While savoring the wisdom of He Leadeth Me, I received many confirmations that God had been with me during my time of suffering, but none so jarring to my soul as something I read as I was flying back from my mother-in-law's funeral. After his heroic faithfulness to the Lord while enduring great anguish in solitary confinement for those first years in a Soviet prison, Fr. Ciszek began to lean too much on his own power, trusting in his own will and strength instead of God's. A spiritual crisis ensued, a catastrophic crash into darkness, which he described this way (emphasis mine):
"I had been afraid before, but now I was afraid of myself."[blink, blink]
My friends, I read that line and I literally gasped out loud and dropped the book on the tray table in front of me. His words were my words! His darkest suffering was the same as mine! I stared ahead, and with absolute awe I pondered what all of this meant. To me, it meant the world, and it meant something universal. So much more became clear to me, and when I finally picked up the book again to read, the story became a love story, a story of joy and peace and trust, even though Fr. Ciszek had almost two more decades to suffer, most of it aching with hunger in the frozen tundra, building cities for the Soviets with little rest. He was at peace, he had joy, and he had lost the fear of death.

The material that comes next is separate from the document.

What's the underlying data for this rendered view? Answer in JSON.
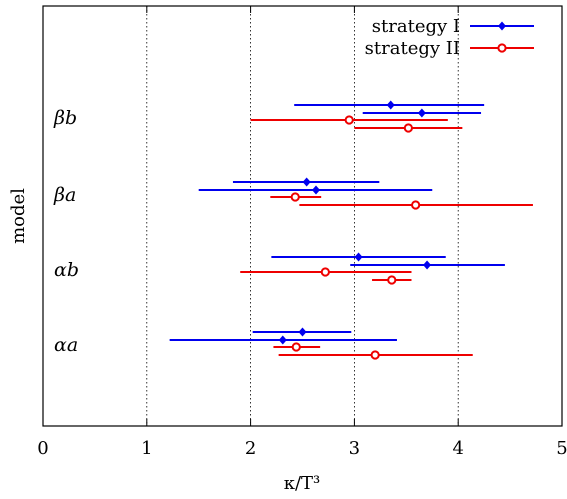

The spiritual insights flooded in, and I began to understand God's grace in ways I had never understood before my breakdown.
By this time, I had already been back to the radiologist for my December follow-up scan. Although this would have previously been a huge trigger, I did not experience anxiety or panic. When I walked into the pulmonologist's office a few days later to hear the results, I met him with a smile and a handshake, nothing like the catatonic woman he had met in August. My scan looked good, but I knew going in that even if he gave me bad news, it would be okay. I was not obsessed with "what ifs" or catastrophic imaginings. God is in control, and He is my loving, trustworthy Father. Everything had changed for me, not in my body (which will inevitably decay and die someday), but in my mind and my spirit.
And that's my story. I have so much more to say, but no real way to put it into words. I can tell you that my prayer life has also improved greatly since then, as I have committed to it in a way I hadn't before.
|St. Peter Catholic Church, Omaha, Nebraska. Took my breath away when I saw it last month.|
Important note: All of this does NOT mean that you should not take your medication for anxiety or depression or panic or anything else that is indicted. Mental illness is real, it's a medical condition, and God has given us ways to combat mental illness and anxiety through both modern and alternative medicines.
It also does NOT mean that if God brings you out of a panic attack or anxiety, that you will only feel happiness and joy from now on. You may feel anxious and panicked again in your life. But there can be an interior peace as well, if you trust and love God and surrender all to Him. Emotions happen, hormones happen, trust is an act of the will. Trust Him.
It also does NOT mean that you needn't learn more about your thought patterns or learn to let go of those negative thoughts that feed anxiety. I am a huge fan of cognitive behavioral therapy. I only went to two sessions, but what I learned was invaluable.
And to every peri-menopausal or menopausal woman out there -- if you have started having anxiety or panic, tell your doctor, as it could well be that your hormones are out of balance! If he or she dismisses you, find another doctor!